May 1, 2008 -- If only we could put all that climate-damaging carbon somewhere other than in the atmosphere. One idea is to make it into dirt.

According to new analysis, this approach could be a way to make energy and store carbon at the same time.

Plants sequester carbon in their tissues through photosynthesis, but when they die, microorganisms decompose them, releasing carbon dioxide, so the carbon removal is not permanent.

However, when plants burn in forest or brush fires, part of the carbon ends up as charcoal, or biochar, which is resistant to microbial attack and can stay in the soil for hundreds or thousands of years.

Biochar could be a useful long-term carbon storage option, especially because it can improve the fertility of the soil and enhance crop yields, according to Johannes Lehmann of Cornell University in Ithaca, NY. Lehmann proposes that plant residue or crops grown for bioenergy could deliberately be turned into biochar as a way to store carbon, while making energy in the process.

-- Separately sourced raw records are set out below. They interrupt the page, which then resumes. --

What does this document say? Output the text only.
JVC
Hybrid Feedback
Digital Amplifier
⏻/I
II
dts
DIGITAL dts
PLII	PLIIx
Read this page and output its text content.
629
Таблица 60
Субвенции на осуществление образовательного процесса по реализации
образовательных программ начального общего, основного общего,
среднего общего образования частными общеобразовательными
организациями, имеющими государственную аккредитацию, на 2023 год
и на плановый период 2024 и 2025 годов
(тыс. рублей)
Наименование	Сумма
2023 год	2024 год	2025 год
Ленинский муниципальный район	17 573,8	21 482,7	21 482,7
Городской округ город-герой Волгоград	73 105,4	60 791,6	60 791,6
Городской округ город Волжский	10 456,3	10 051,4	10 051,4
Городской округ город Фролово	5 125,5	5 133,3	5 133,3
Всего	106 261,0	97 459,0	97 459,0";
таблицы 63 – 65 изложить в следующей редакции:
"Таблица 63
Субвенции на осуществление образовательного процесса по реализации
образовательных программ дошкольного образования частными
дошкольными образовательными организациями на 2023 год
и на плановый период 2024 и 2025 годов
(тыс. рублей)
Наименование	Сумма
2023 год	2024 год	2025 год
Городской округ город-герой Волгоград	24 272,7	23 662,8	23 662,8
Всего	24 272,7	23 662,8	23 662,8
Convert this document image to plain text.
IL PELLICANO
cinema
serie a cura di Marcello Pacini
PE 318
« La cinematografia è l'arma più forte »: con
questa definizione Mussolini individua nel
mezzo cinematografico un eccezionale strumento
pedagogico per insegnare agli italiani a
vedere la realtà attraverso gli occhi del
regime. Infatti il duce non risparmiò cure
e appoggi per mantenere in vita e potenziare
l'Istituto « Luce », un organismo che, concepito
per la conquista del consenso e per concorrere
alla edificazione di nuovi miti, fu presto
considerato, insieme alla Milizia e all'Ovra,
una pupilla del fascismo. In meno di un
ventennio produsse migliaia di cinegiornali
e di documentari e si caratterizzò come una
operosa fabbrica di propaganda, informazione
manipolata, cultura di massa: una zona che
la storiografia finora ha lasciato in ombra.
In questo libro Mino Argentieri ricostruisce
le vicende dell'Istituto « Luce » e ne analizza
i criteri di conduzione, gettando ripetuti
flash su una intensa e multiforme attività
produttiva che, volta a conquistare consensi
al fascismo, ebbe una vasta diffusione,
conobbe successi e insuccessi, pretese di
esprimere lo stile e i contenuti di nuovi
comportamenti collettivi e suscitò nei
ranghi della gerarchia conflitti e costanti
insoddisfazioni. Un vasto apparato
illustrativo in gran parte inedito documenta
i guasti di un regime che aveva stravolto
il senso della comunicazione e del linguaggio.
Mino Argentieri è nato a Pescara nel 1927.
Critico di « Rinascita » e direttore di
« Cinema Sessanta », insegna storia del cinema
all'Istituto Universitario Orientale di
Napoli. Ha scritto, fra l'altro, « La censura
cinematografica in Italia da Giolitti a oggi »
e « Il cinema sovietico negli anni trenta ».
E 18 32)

Biochar is made when it is pyrolyzed: heated with little to no oxygen. It is also possible to burn the resulting biochar for energy, which obviously produces more energy out of a given parcel of plants than putting the biochar back into soil, but it doesn't store any carbon.

Lehmann and colleague John Gaunt calculate that storing biochar produces 30 percent less energy, but avoids two to five times more CO2 emissions than burning biochar for energy.

The carbon saved by storing biochar is greater than the fossil fuel carbon that would be saved by using the equivalent amount of biochar to make energy, Lehmann adds. Their findings were published online in Environmental Science and Technology.

"A general consensus is that even if we invest and use an ever-larger proportion of the biomass produced on land for energy, we will never completely satisfy our energy needs," Lehmann says. "So, maybe what bioenergy can do with the biochar option is to reduce emissions and draw carbon out of the atmosphere."